After the Knicks defeated the 76ers in Philadelphia on Wednesday night, Stoudemire was in high spirits. “I was off in the offseason, rehabbing my back, the whole lockout.” He said. “But I feel great now… My rhythm’s back, my strength is back, my timing’s back.”
And apparently, so is his shooting touch.
On the season, Stoudemire is shooting just 47.3 percent from the field. That’s six full points below his career average of 53.3 percent and the lowest percentage he’s shot over the course of a season since he shot 47.5 percent in 55 games back in 2003-2004.
Over the five-game streak, however, he’s converted on 57.4 percent of attempts. He’s also led all starters in scoring in three of the five games.
On the defensive side of the ball, Stoudemire has been active and engaged. During the streak, his rebounding has only been slightly higher than his season average, and he’s not blocking more shots. But he’s still forcing misses and making a difference.
That was never more evident than it was against the 76ers on Wednesday night. Down the stretch, Woodson went with a five-man unit of Lin, J.R. Smith, Iman Shumpert, Anthony and Stoudemire.
After Andre Iguodala connected from behind the arc with 3:35 remaining, the Knicks would eventually seal the game while holding the 76ers without a field goal for the game’s next three minutes. By the time Jrue Holiday ended the drought with 20.9 seconds remaining, the Knicks had opened up a seven-point lead.
“Unimpressive” was the word I used to describe the four games that the Knicks won prior to the defensive slugfest in Philadelphia. The Trail Blazers were going through a crisis and cleaned house the day after the loss in New York, and the Knicks ran into the Pacers on their fifth and sixth games in an eight-night stretch.
And no, I don’t consider beating the Toronto Raptors at home—even though they were victorious the last time they visited MSG—as something to be proud of.
But after Wednesday’s win, it’s obvious that the Knicks have turned a corner.
It’s obvious that Stoudemire has, too.
And it’s something everyone—including ‘Melo—has noticed. “Everybody’s been feeding off of his energy,” he said.
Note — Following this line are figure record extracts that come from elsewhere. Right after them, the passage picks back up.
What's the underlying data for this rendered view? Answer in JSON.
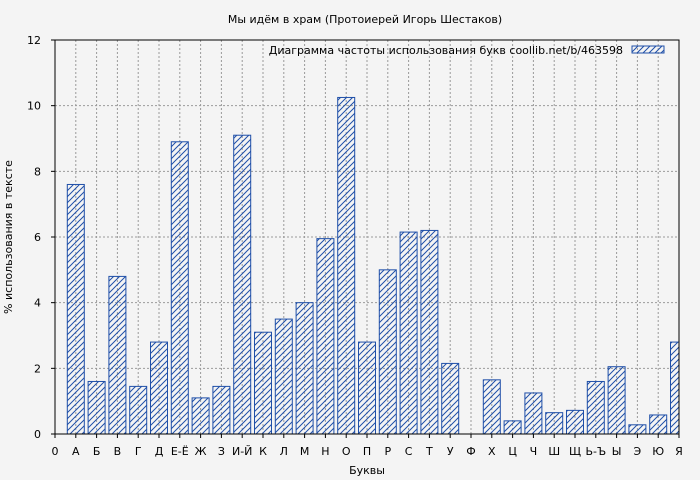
{
  "chart_data": {
    "type": "bar",
    "title": "Мы идём в храм (Протоиерей Игорь Шестаков)",
    "xlabel": "Буквы",
    "ylabel": "% использования в тексте",
    "ylim": [
      0,
      12
    ],
    "yticks": [
      0,
      2,
      4,
      6,
      8,
      10,
      12
    ],
    "grid": true,
    "legend_position": "top-right",
    "x_tick_labels": [
      "0",
      "А",
      "Б",
      "В",
      "Г",
      "Д",
      "Е-Ё",
      "Ж",
      "З",
      "И-Й",
      "К",
      "Л",
      "М",
      "Н",
      "О",
      "П",
      "Р",
      "С",
      "Т",
      "У",
      "Ф",
      "Х",
      "Ц",
      "Ч",
      "Ш",
      "Щ",
      "Ь-Ъ",
      "Ы",
      "Э",
      "Ю",
      "Я"
    ],
    "categories": [
      "А",
      "Б",
      "В",
      "Г",
      "Д",
      "Е-Ё",
      "Ж",
      "З",
      "И-Й",
      "К",
      "Л",
      "М",
      "Н",
      "О",
      "П",
      "Р",
      "С",
      "Т",
      "У",
      "Ф",
      "Х",
      "Ц",
      "Ч",
      "Ш",
      "Щ",
      "Ь-Ъ",
      "Ы",
      "Э",
      "Ю",
      "Я"
    ],
    "series": [
      {
        "name": "Диаграмма частоты использования букв  coollib.net/b/463598",
        "values": [
          7.6,
          1.6,
          4.8,
          1.45,
          2.8,
          8.9,
          1.1,
          1.45,
          9.1,
          3.1,
          3.5,
          4.0,
          5.95,
          10.25,
          2.8,
          5.0,
          6.15,
          6.2,
          2.15,
          0.0,
          1.65,
          0.4,
          1.25,
          0.65,
          0.72,
          1.6,
          2.05,
          0.28,
          0.58,
          2.8
        ]
      }
    ],
    "colors": {
      "bar_stroke": "#1f4fa8",
      "grid": "#9a9a9a",
      "background": "#f4f4f4"
    }
  }
}
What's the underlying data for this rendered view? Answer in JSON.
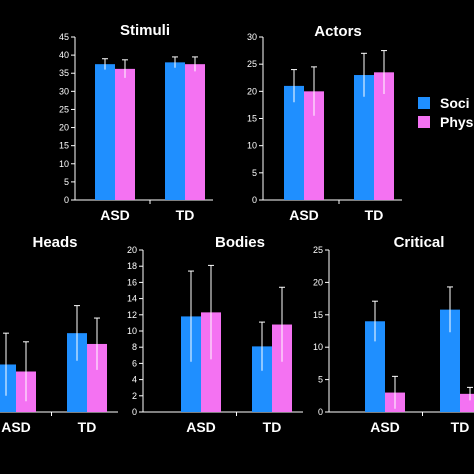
{
  "colors": {
    "background": "#000000",
    "social": "#1f8fff",
    "physical": "#f472f2",
    "text": "#ffffff"
  },
  "legend": {
    "entries": [
      "Soci",
      "Phys"
    ]
  },
  "chart_data": [
    {
      "type": "bar",
      "title": "Stimuli",
      "categories": [
        "ASD",
        "TD"
      ],
      "ylim": [
        0,
        45
      ],
      "yticks": [
        0,
        5,
        10,
        15,
        20,
        25,
        30,
        35,
        40,
        45
      ],
      "series": [
        {
          "values": [
            37.5,
            38
          ],
          "errors": [
            1.5,
            1.5
          ]
        },
        {
          "values": [
            36.2,
            37.5
          ],
          "errors": [
            2.5,
            2
          ]
        }
      ]
    },
    {
      "type": "bar",
      "title": "Actors",
      "categories": [
        "ASD",
        "TD"
      ],
      "ylim": [
        0,
        30
      ],
      "yticks": [
        0,
        5,
        10,
        15,
        20,
        25,
        30
      ],
      "series": [
        {
          "values": [
            21,
            23
          ],
          "errors": [
            3,
            4
          ]
        },
        {
          "values": [
            20,
            23.5
          ],
          "errors": [
            4.5,
            4
          ]
        }
      ]
    },
    {
      "type": "bar",
      "title": "Heads",
      "categories": [
        "ASD",
        "TD"
      ],
      "ylim": [
        0,
        30
      ],
      "yticks": [],
      "series": [
        {
          "values": [
            8.8,
            14.6
          ],
          "errors": [
            5.8,
            5.1
          ]
        },
        {
          "values": [
            7.5,
            12.6
          ],
          "errors": [
            5.5,
            4.8
          ]
        }
      ]
    },
    {
      "type": "bar",
      "title": "Bodies",
      "categories": [
        "ASD",
        "TD"
      ],
      "ylim": [
        0,
        20
      ],
      "yticks": [
        0,
        2,
        4,
        6,
        8,
        10,
        12,
        14,
        16,
        18,
        20
      ],
      "series": [
        {
          "values": [
            11.8,
            8.1
          ],
          "errors": [
            5.6,
            3
          ]
        },
        {
          "values": [
            12.3,
            10.8
          ],
          "errors": [
            5.8,
            4.6
          ]
        }
      ]
    },
    {
      "type": "bar",
      "title": "Critical",
      "categories": [
        "ASD",
        "TD"
      ],
      "ylim": [
        0,
        25
      ],
      "yticks": [
        0,
        5,
        10,
        15,
        20,
        25
      ],
      "series": [
        {
          "values": [
            14,
            15.8
          ],
          "errors": [
            3.1,
            3.5
          ]
        },
        {
          "values": [
            3,
            2.8
          ],
          "errors": [
            2.5,
            1
          ]
        }
      ]
    }
  ]
}
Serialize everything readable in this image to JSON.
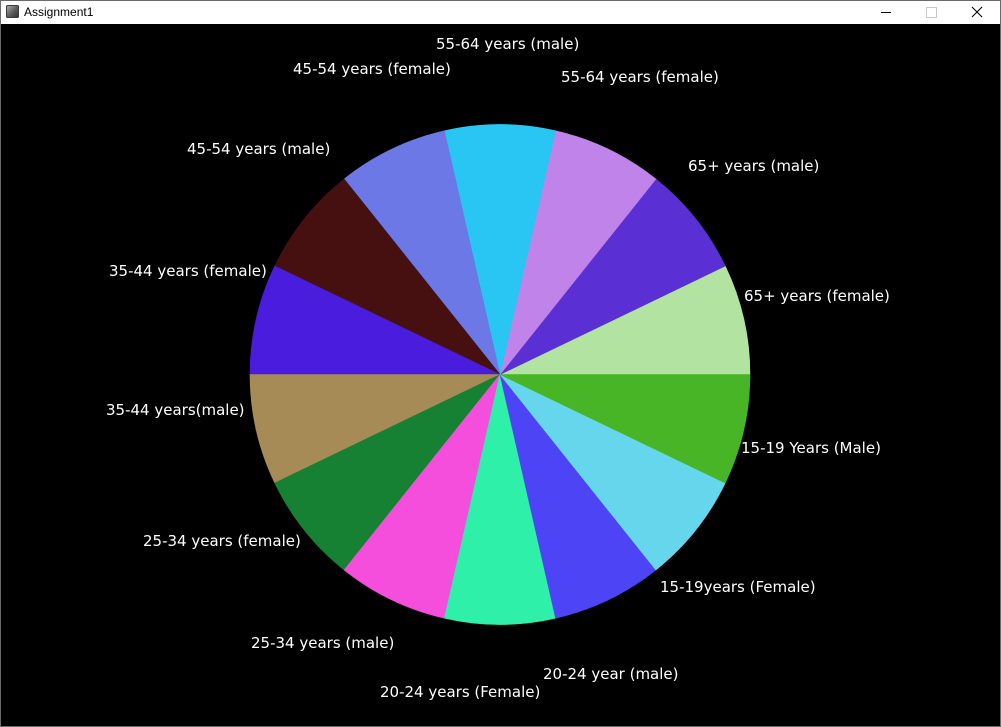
{
  "window": {
    "title": "Assignment1",
    "icons": {
      "app": "java-app-icon",
      "minimize": "minimize-icon",
      "maximize": "maximize-icon",
      "close": "close-icon"
    }
  },
  "chart_data": {
    "type": "pie",
    "title": "",
    "start_angle_deg": 0,
    "direction": "counterclockwise",
    "background": "#000000",
    "label_color": "#ffffff",
    "slices": [
      {
        "label": "65+ years (female)",
        "value": 1,
        "color": "#b3e3a0"
      },
      {
        "label": "65+ years (male)",
        "value": 1,
        "color": "#5a30d4"
      },
      {
        "label": "55-64 years (female)",
        "value": 1,
        "color": "#c083ea"
      },
      {
        "label": "55-64 years (male)",
        "value": 1,
        "color": "#29c6f4"
      },
      {
        "label": "45-54 years (female)",
        "value": 1,
        "color": "#6c78e6"
      },
      {
        "label": "45-54 years (male)",
        "value": 1,
        "color": "#461010"
      },
      {
        "label": "35-44 years (female)",
        "value": 1,
        "color": "#4a1cdd"
      },
      {
        "label": "35-44 years(male)",
        "value": 1,
        "color": "#a68b57"
      },
      {
        "label": "25-34 years (female)",
        "value": 1,
        "color": "#168133"
      },
      {
        "label": "25-34 years (male)",
        "value": 1,
        "color": "#f54edd"
      },
      {
        "label": "20-24 years (Female)",
        "value": 1,
        "color": "#2ff0a8"
      },
      {
        "label": "20-24 year (male)",
        "value": 1,
        "color": "#4d45f5"
      },
      {
        "label": "15-19years (Female)",
        "value": 1,
        "color": "#66d6ec"
      },
      {
        "label": "15-19 Years (Male)",
        "value": 1,
        "color": "#47b526"
      }
    ]
  }
}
According to Stoudemire, he spent approximately six months away from the game of basketball while he was rehabbing his back. Although he still lacks his explosiveness, his quick first step seems to have returned. He remains a work in progress.
But until Anthony is healthy enough to have a good shooting night or two, Woodson should give Stoudemire more responsibility on the offensive end. As well as he’s played recently, he still gets very few touches at the end of close games. His biggest strengths—his speed and agility—should yield favorable results against 75 percent of opposing power forwards around the league.
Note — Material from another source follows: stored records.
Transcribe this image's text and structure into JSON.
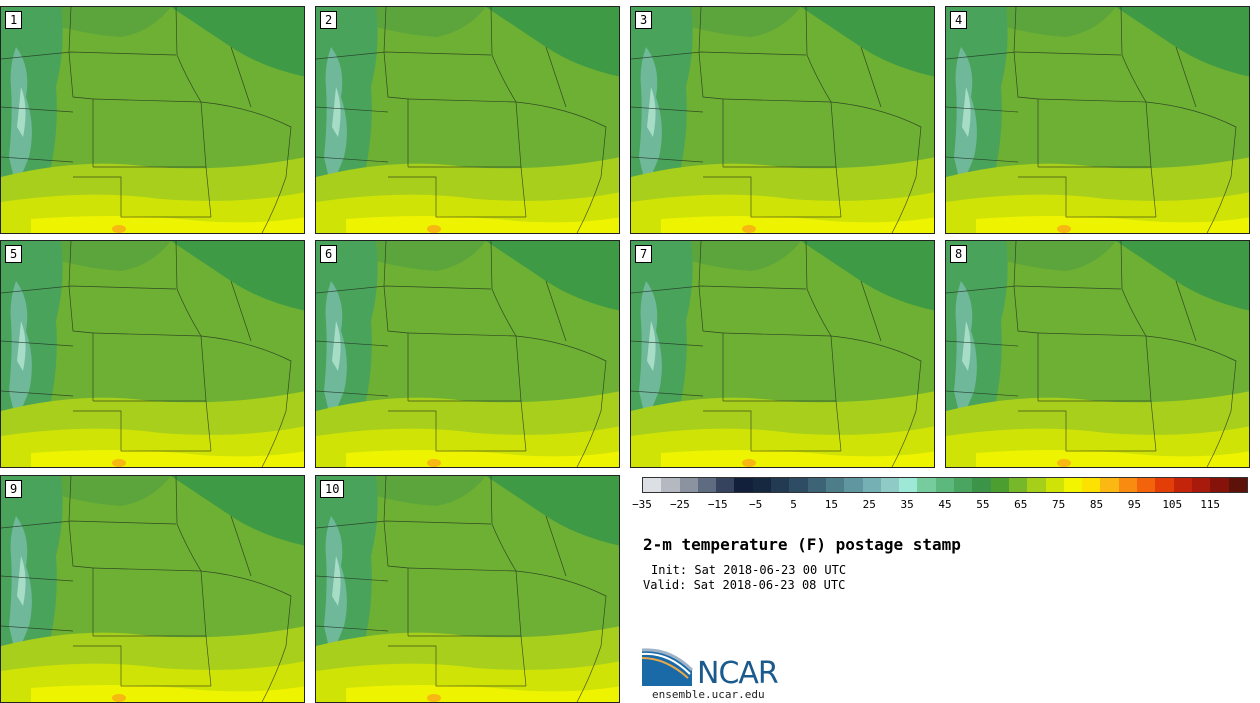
{
  "panels": [
    "1",
    "2",
    "3",
    "4",
    "5",
    "6",
    "7",
    "8",
    "9",
    "10"
  ],
  "colorbar": {
    "colors": [
      "#dcdfe3",
      "#b3b8c1",
      "#8b92a0",
      "#5f6b80",
      "#35435f",
      "#13203b",
      "#162840",
      "#223a52",
      "#2e4d64",
      "#3d6376",
      "#4e7d8a",
      "#5f96a0",
      "#75b1b4",
      "#8fcac5",
      "#9de8d6",
      "#77cc9e",
      "#5cb87d",
      "#4aa560",
      "#3b9447",
      "#4c9e30",
      "#77b82a",
      "#a6cf1a",
      "#cfe306",
      "#f3f500",
      "#fde100",
      "#fbb812",
      "#f88b10",
      "#f2630b",
      "#e43e08",
      "#c4240a",
      "#a81a0c",
      "#851309",
      "#5c1208"
    ],
    "ticks": [
      "−35",
      "−25",
      "−15",
      "−5",
      "5",
      "15",
      "25",
      "35",
      "45",
      "55",
      "65",
      "75",
      "85",
      "95",
      "105",
      "115"
    ]
  },
  "title": "2-m temperature (F) postage stamp",
  "init": "Init: Sat 2018-06-23 00 UTC",
  "valid": "Valid: Sat 2018-06-23 08 UTC",
  "logo": {
    "text": "NCAR",
    "site": "ensemble.ucar.edu"
  }
}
Tonight, the Knicks will be without Jared Jeffries and according to New York Newsday’s Al Iannazzone, Jeffries is doubtful for Saturday’s game against the Pistons. Without him, the Knicks will depend on Stoudemire to play the center position while Tyson Chandler rests.
And if he dominates the paint on both ends the way he did on Wednesday, the Knicks may be able to continue their winning ways.
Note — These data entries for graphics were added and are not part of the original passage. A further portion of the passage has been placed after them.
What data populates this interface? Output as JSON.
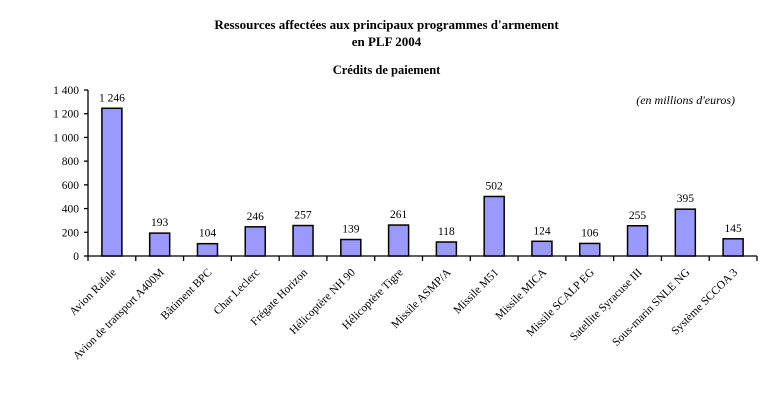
{
  "header": {
    "title_line1": "Ressources affectées aux principaux programmes d'armement",
    "title_line2": "en PLF 2004",
    "subtitle": "Crédits de paiement",
    "unit_annotation": "(en millions d'euros)"
  },
  "chart_data": {
    "type": "bar",
    "title": "Ressources affectées aux principaux programmes d'armement en PLF 2004",
    "subtitle": "Crédits de paiement",
    "annotation": "(en millions d'euros)",
    "xlabel": "",
    "ylabel": "",
    "ylim": [
      0,
      1400
    ],
    "ytick_interval": 200,
    "ytick_labels": [
      "0",
      "200",
      "400",
      "600",
      "800",
      "1 000",
      "1 200",
      "1 400"
    ],
    "grid": false,
    "legend": false,
    "bar_fill_color": "#9999FF",
    "bar_border_color": "#000000",
    "axis_color": "#000000",
    "categories": [
      "Avion Rafale",
      "Avion de transport A400M",
      "Bâtiment BPC",
      "Char Leclerc",
      "Frégate Horizon",
      "Hélicoptère NH 90",
      "Hélicoptère Tigre",
      "Missile ASMP/A",
      "Missile M51",
      "Missile MICA",
      "Missile SCALP EG",
      "Satellite Syracuse III",
      "Sous-marin SNLE NG",
      "Système SCCOA 3"
    ],
    "values": [
      1246,
      193,
      104,
      246,
      257,
      139,
      261,
      118,
      502,
      124,
      106,
      255,
      395,
      145
    ],
    "value_labels": [
      "1 246",
      "193",
      "104",
      "246",
      "257",
      "139",
      "261",
      "118",
      "502",
      "124",
      "106",
      "255",
      "395",
      "145"
    ]
  }
}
In this lockout-truncated NBA season, it’s amazing what kind of difference a week makes. Just seven days ago, the Knicks were 20-24 and faced with the very real possibility of missing the playoffs. And while they aren’t remotely close to punching their ticket for the postseason, the most prevalent question in New York City—at the moment—is whether or not the Knicks can actually win the Atlantic Division for the first time in 18 years.
They’ve certainly got a shot. As it stands, they trail the Celtics and the 76ers by 2.5 and three games, respectively.
For this five-game winning streak, Stoudemire deserves credit. “We’re still trying to win our division,” he said.
With good game planning, team-wide effort, and renewed focus from Stoudemire, the Knicks are still alive.
Surprisingly, at least for another week, S.T.A.T. can stand for Still Thinking Atlantic Title.